Cardiovascular disease disproportionately affects minority populations, in part because of multiple sociocultural factors that directly affect compliance with antihypertensive medication regimens. Compliance is a complex health behavior determined by a variety of socioeconomic, individual, familial, and cultural factors. In general, provider-patient communication has been shown to be linked to patient satisfaction, compliance, and health outcomes. In multicultural and minority populations, the issue of communication may play an even larger role because of linguistic and contextual barriers that preclude effective provider-patient communication. These factors may further limit compliance. The ESFT Model for Communication and Compliance is an individual, patient-based communication tool that allows for screening for barriers to compliance and illustrates strategies for interventions that might improve outcomes for all hypertensive patients.
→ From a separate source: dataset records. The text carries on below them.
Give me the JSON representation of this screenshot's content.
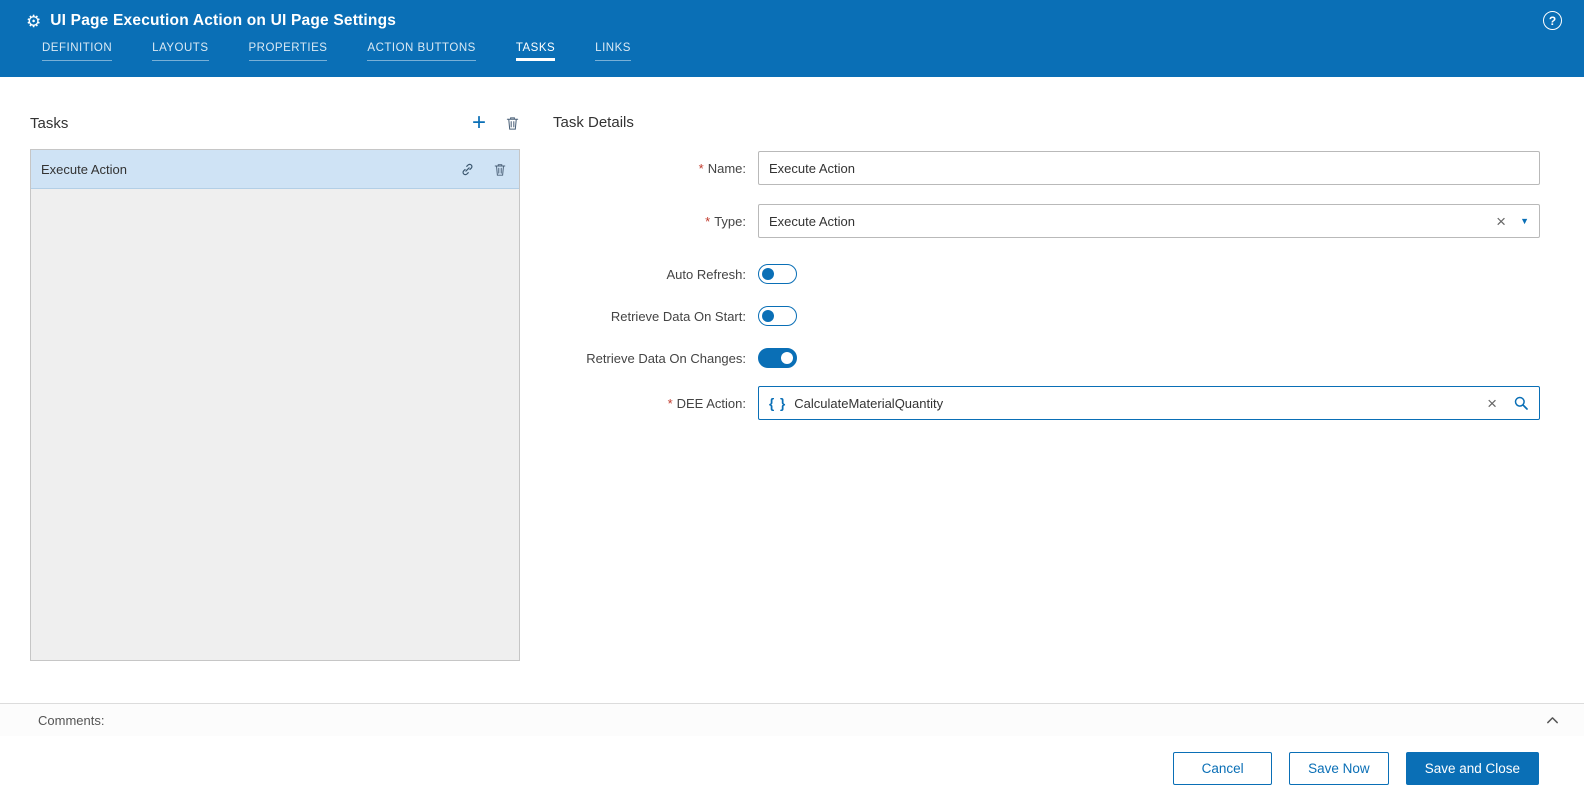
{
  "header": {
    "title": "UI Page Execution Action on UI Page Settings"
  },
  "icons": {
    "gear": "⚙",
    "help": "?",
    "add": "+",
    "clear": "×",
    "caret_down": "▼",
    "braces": "{ }",
    "trash": "trash-icon",
    "link": "link-icon",
    "search": "search-icon",
    "chevron_up": "chevron-up-icon"
  },
  "tabs": [
    {
      "label": "DEFINITION",
      "active": false
    },
    {
      "label": "LAYOUTS",
      "active": false
    },
    {
      "label": "PROPERTIES",
      "active": false
    },
    {
      "label": "ACTION BUTTONS",
      "active": false
    },
    {
      "label": "TASKS",
      "active": true
    },
    {
      "label": "LINKS",
      "active": false
    }
  ],
  "tasks_panel": {
    "title": "Tasks",
    "items": [
      {
        "label": "Execute Action",
        "selected": true
      }
    ]
  },
  "task_details": {
    "title": "Task Details",
    "required_marker": "*",
    "name": {
      "label": "Name:",
      "required": true,
      "value": "Execute Action"
    },
    "type": {
      "label": "Type:",
      "required": true,
      "value": "Execute Action"
    },
    "auto_refresh": {
      "label": "Auto Refresh:",
      "state": "off"
    },
    "retrieve_data_on_start": {
      "label": "Retrieve Data On Start:",
      "state": "off"
    },
    "retrieve_data_on_changes": {
      "label": "Retrieve Data On Changes:",
      "state": "on"
    },
    "dee_action": {
      "label": "DEE Action:",
      "required": true,
      "value": "CalculateMaterialQuantity"
    }
  },
  "comments": {
    "label": "Comments:"
  },
  "footer": {
    "cancel": "Cancel",
    "save_now": "Save Now",
    "save_and_close": "Save and Close"
  },
  "colors": {
    "header_blue": "#0a6fb6",
    "selected_row": "#cfe3f5",
    "required_red": "#c0392b",
    "tab_underline_active": "#ffffff"
  }
}
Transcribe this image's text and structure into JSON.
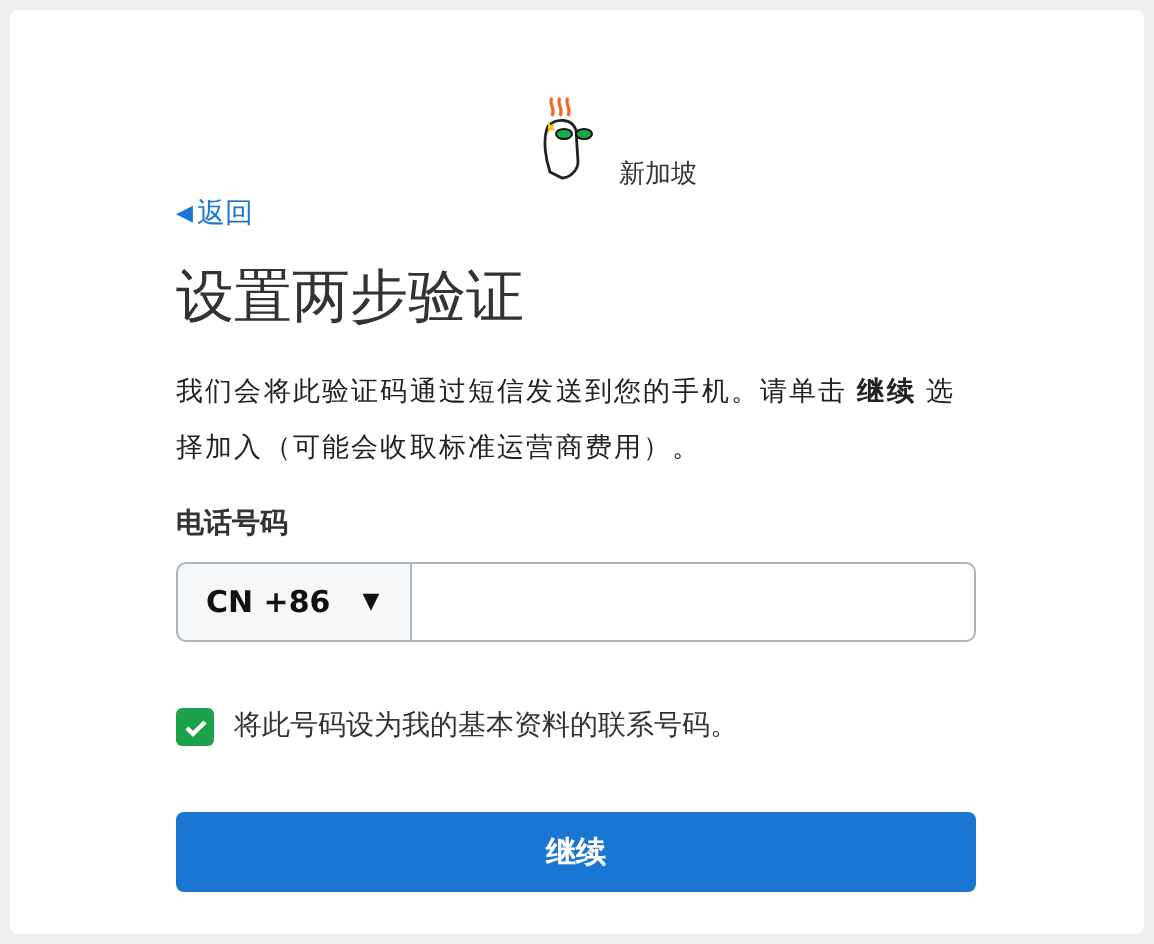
{
  "logo": {
    "region": "新加坡"
  },
  "back_link": {
    "arrow": "◀",
    "label": "返回"
  },
  "title": "设置两步验证",
  "description": "我们会将此验证码通过短信发送到您的手机。请单击 **继续** 选择加入（可能会收取标准运营商费用）。",
  "phone": {
    "label": "电话号码",
    "country_code": "CN +86",
    "caret": "▼"
  },
  "contact_checkbox": {
    "label": "将此号码设为我的基本资料的联系号码。",
    "checked": true
  },
  "continue_button": "继续"
}
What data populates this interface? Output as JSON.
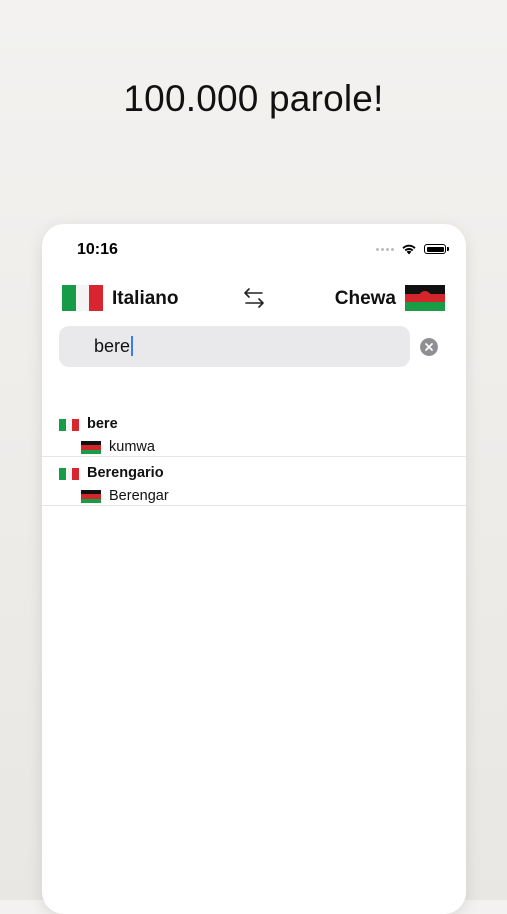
{
  "headline": "100.000 parole!",
  "status_bar": {
    "time": "10:16"
  },
  "language_bar": {
    "source_language": "Italiano",
    "target_language": "Chewa",
    "source_flag": "italy-flag",
    "target_flag": "malawi-flag",
    "swap_icon": "swap-arrows-icon"
  },
  "search": {
    "value": "bere",
    "clear_icon": "clear-circle-icon"
  },
  "results": [
    {
      "word": "bere",
      "translation": "kumwa"
    },
    {
      "word": "Berengario",
      "translation": "Berengar"
    }
  ],
  "colors": {
    "background": "#eeece9",
    "search_fill": "#e9e9eb",
    "caret": "#3b7cf5"
  }
}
The field of cross-cultural medical education has blossomed in an environment of increasing diversity and increasing awareness of the effect of race and ethnicity on health outcomes. However, there is still no standardized approach to teaching doctors in training how best to care for diverse patient populations. As standards are developed, it is crucial to realize that medical educators cannot teach about culture in a vacuum. Caring for patients of diverse cultural backgrounds is inextricably linked to caring for patients of diverse social backgrounds. In this article, the authors discuss the importance of social issues in caring for patients of all cultures, and propose a practical, patient-based approach to social analysis covering four major domains--(1) social stress and support networks, (2) change in environment, (3) life control, and (4) literacy. By emphasizing and expanding the role of the social history in cross-cultural medical education, faculty can better train medical students, residents, and other health care providers to care for socioculturally diverse patient populations.